His biographers say, however, that this lack of affection was due more to his education and the rigidity of the British upper class, at least in those days, than to a cold feeling.
Isabel and Felipe barely saw their children twice a day, after breakfast and tea. The little ones were raised with nannies, and according to historian Sally Bedell Smith, family decisions benefited her husband, especially since she ascended the throne as a young mother of just 25 years.
Although her children have always understood that her mother, as a monarch, was not a mother to use, but that affective detachment seemed to have consequences for her children, at least in Carlos. As a child, the now king was sent to a strict boarding school in Scotland where his parents hardly visited him. When he caught the flu in 1957, Isabel sent him away with a letter before traveling to Canada. In the biographies written about him, there is always a resentment about that lonely childhood.

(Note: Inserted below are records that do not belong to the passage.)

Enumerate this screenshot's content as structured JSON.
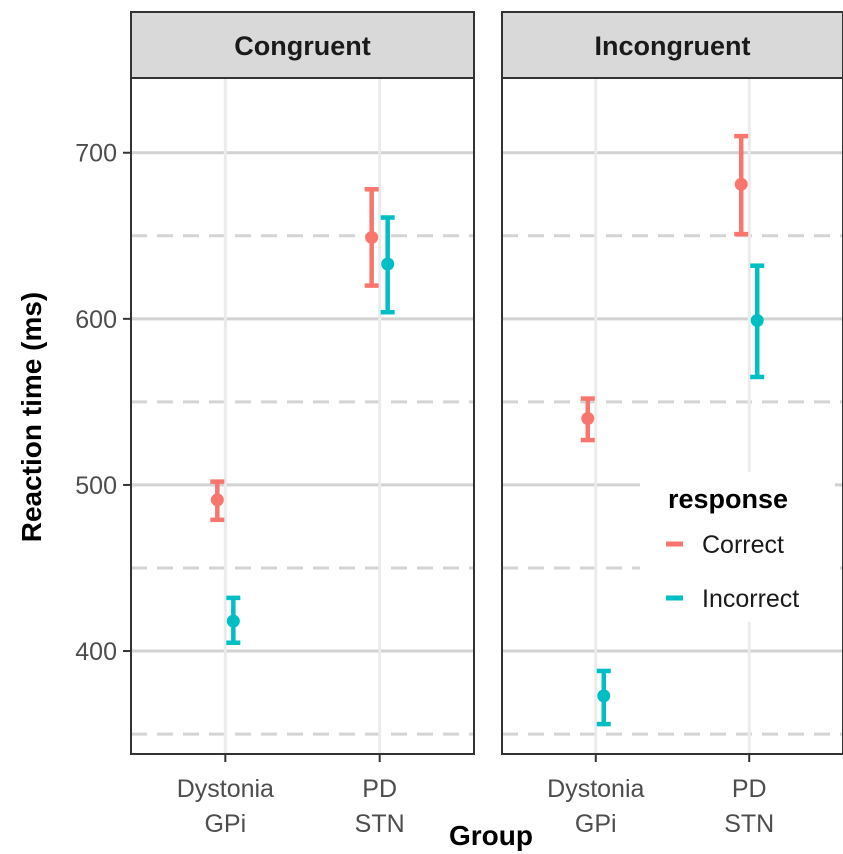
{
  "chart_data": {
    "type": "errorbar",
    "xlabel": "Group",
    "ylabel": "Reaction time (ms)",
    "ylim": [
      338,
      745
    ],
    "y_ticks": [
      "400",
      "500",
      "600",
      "700"
    ],
    "y_tick_values": [
      400,
      500,
      600,
      700
    ],
    "y_minor_values": [
      350,
      450,
      550,
      650
    ],
    "categories": [
      {
        "line1": "Dystonia",
        "line2": "GPi"
      },
      {
        "line1": "PD",
        "line2": "STN"
      }
    ],
    "panels": [
      {
        "title": "Congruent",
        "series": [
          {
            "name": "Correct",
            "points": [
              {
                "mean": 491,
                "low": 479,
                "high": 502
              },
              {
                "mean": 649,
                "low": 620,
                "high": 678
              }
            ]
          },
          {
            "name": "Incorrect",
            "points": [
              {
                "mean": 418,
                "low": 405,
                "high": 432
              },
              {
                "mean": 633,
                "low": 604,
                "high": 661
              }
            ]
          }
        ]
      },
      {
        "title": "Incongruent",
        "series": [
          {
            "name": "Correct",
            "points": [
              {
                "mean": 540,
                "low": 527,
                "high": 552
              },
              {
                "mean": 681,
                "low": 651,
                "high": 710
              }
            ]
          },
          {
            "name": "Incorrect",
            "points": [
              {
                "mean": 373,
                "low": 356,
                "high": 388
              },
              {
                "mean": 599,
                "low": 565,
                "high": 632
              }
            ]
          }
        ]
      }
    ],
    "legend": {
      "title": "response",
      "position": "inside-right",
      "entries": [
        {
          "label": "Correct",
          "color": "#F8766D"
        },
        {
          "label": "Incorrect",
          "color": "#00BFC4"
        }
      ]
    },
    "colors": {
      "Correct": "#F8766D",
      "Incorrect": "#00BFC4"
    },
    "grid": true
  }
}
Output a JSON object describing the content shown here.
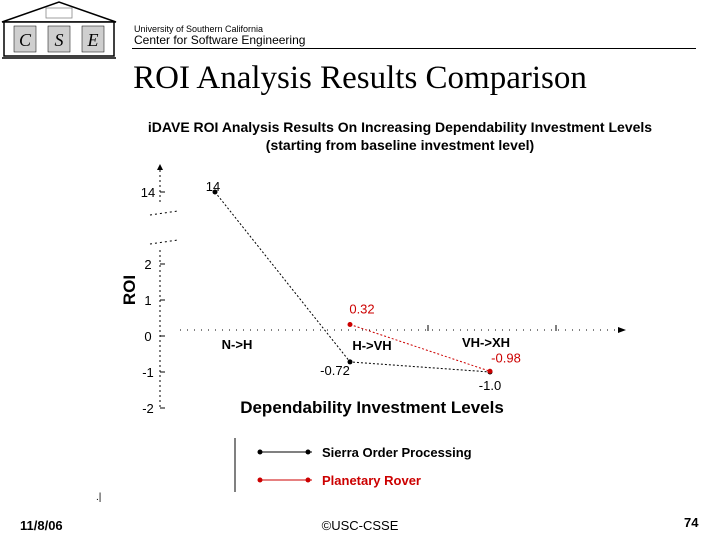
{
  "header": {
    "logo_letters": [
      "C",
      "S",
      "E"
    ],
    "university": "University of Southern California",
    "center": "Center for Software  Engineering"
  },
  "slide": {
    "title": "ROI Analysis Results Comparison"
  },
  "footer": {
    "date": "11/8/06",
    "copyright": "©USC-CSSE",
    "page": "74"
  },
  "chart_data": {
    "type": "line",
    "title_line1": "iDAVE ROI Analysis Results On Increasing Dependability Investment Levels",
    "title_line2": "(starting from baseline investment level)",
    "xlabel": "Dependability Investment Levels",
    "ylabel": "ROI",
    "categories": [
      "N->H",
      "H->VH",
      "VH->XH"
    ],
    "y_ticks": [
      "14",
      "2",
      "1",
      "0",
      "-1",
      "-2"
    ],
    "axis_break": true,
    "series": [
      {
        "name": "Sierra Order Processing",
        "color": "#000000",
        "values": [
          14,
          -0.72,
          -1.0
        ],
        "labels": [
          "14",
          "-0.72",
          "-1.0"
        ]
      },
      {
        "name": "Planetary Rover",
        "color": "#cc0000",
        "values": [
          null,
          0.32,
          -0.98
        ],
        "labels": [
          "",
          "0.32",
          "-0.98"
        ]
      }
    ],
    "legend_placement": "bottom"
  }
}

In spite of everything, Isabel enjoyed motherhood and even decided to breastfeed her four children, just as her mother did with her and as was the custom in the royal family until the 19th century, the motherless Queen Victoria changed that trend.
Her two young children, Andrés and Eduardo, who have been with their older brothers for almost ten years, were able to enjoy their mother in a different way. Isabel had been on the throne for years, feeling more comfortable as a mother and as a queen and decided to extend her maternity leave to take care of the little ones. The British press has always said that Andrés has been his favorite son, supporting even the most difficult moments. The time they enjoyed together helped forge the bond.
However, his grandchildren paint a different portrait than Carlos. The now Prince of Wales, William, has come to say that to him his grandmother was always first, and then the Queen. But Elizabeth Windsor won’t be the only or last strict mother to soften with her grandchildren.
Horses and corgi dogs were his other passion, perhaps the best known of them all. The ‘Racing Post’, a publication about horse and greyhound racing, was the first newspaper I read every morning, and it was in horse racing where the British could see a queen without masks enjoying the show without restraint.
Deep down, some who knew her say, Isabel was a country woman. Balmoral was always his favorite place. The green of his heather has remained under his eyelids forever.